Abe Pollin was pugnacious to the end, refusing to walk away until he saw his beloved NBA franchise hoist a second championship banner.
It was not meant to be.
He passed away with his team mired in injuries and uncertainty and friction. That seemingly was the fate of the franchise since the '80s. Its big-name players would succumb to injury, and another season would be lost.
But Pollin never accepted that this was the lot of the franchise. He always saw a better day and the promise of another season, as Dave Johnson came to learn.
"He meant it when he said he would not quit until he won another championship," the team's radio voice said on Tuesday.
They would wheel Pollin to the team's functions the last few years. Frail though he was, his mind remained sharp and focused on what the team could be if it regained its health.
"He came down to our training camp for a day in October," Johnson said. "I am sure it could not have been easy on him, making the trip to Richmond, but that is what the team meant to him."
It is easy to forget after so many disappointing seasons that the Pollin-led Bullets were once one of the elite franchises of the NBA.
The Bullets advanced to the NBA Finals four times in nine seasons and claimed the NBA championship in 1978. That was an unexpected development, given the team's up-and-down season.
It was a 44-win team that did not find its focus until the postseason, and even then the Bullets needed a Game 7 victory in Seattle to reach the pinnacle of their sport.

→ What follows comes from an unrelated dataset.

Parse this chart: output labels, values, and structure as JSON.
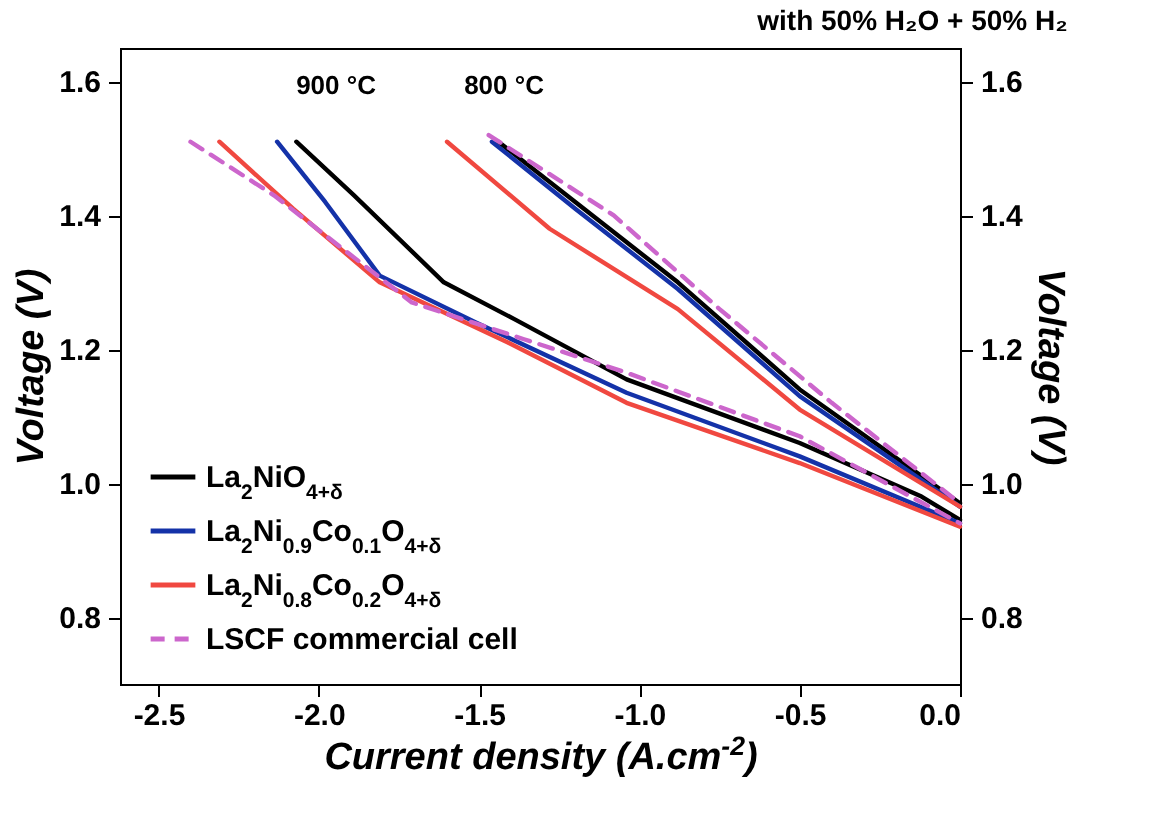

That was the beginning of the end of the franchise, although the Bullets reached the NBA Finals the following season, only to be defeated in five games by the Sonics.
Pollin admired Wes Unseld, the foundation of those teams, like no other player. Theirs was a unique relationship that never produced a similar amount of success over the next generation as Unseld moved up the rungs of the franchise, from the television voice of the team to coach and finally president of basketball operations.
The losing, the bad breaks and the growth of the NBA at times led to the charge that the game had passed by Pollin, that he had neither the money nor know-how to compete with the new breed of owners.
That charge lost much of its punch after the Wizards advanced to the playoffs in four consecutive seasons before injuries halted their progression last season.
And Pollin showed he was willing to exceed the salary cap if it meant retaining those who he believed could make his championship dream happen.
Pollin developed a soft spot for certain players. But he could be tough if he thought the allegiance went one way.
That was one of the elements that led to the celebrated dismissal of Michael Jordan, the basketball icon who might have been a sacred cow to any owner but Pollin.
Even as Jordan filled the arena to capacity in his two seasons as a player with the Wizards, Pollin knew he was ill-suited as the team's president of basketball operations.
Jordan was too much the celebrity and duffer to be bothered with mundane scouting duties. And he never really allowed himself to be assimilated into the franchise. And so, difficult though it may have been, he was shown the door.
Pollin also believed in the rebirth of downtown. It was that belief that spurred his decision to build the arena in what was then downtrodden Chinatown.
"There is no downtown redevelopment without Abe and the Verizon Center," Johnson said. "Back then, I didn't see too many people lining up to go there. But that was Abe. He believed in the community. Not only would he give, he inspired others to give. He was determined and sincere."
And he is the last of a kind in the NBA.
As commissioner David Stern said, "The NBA has lost its most revered member."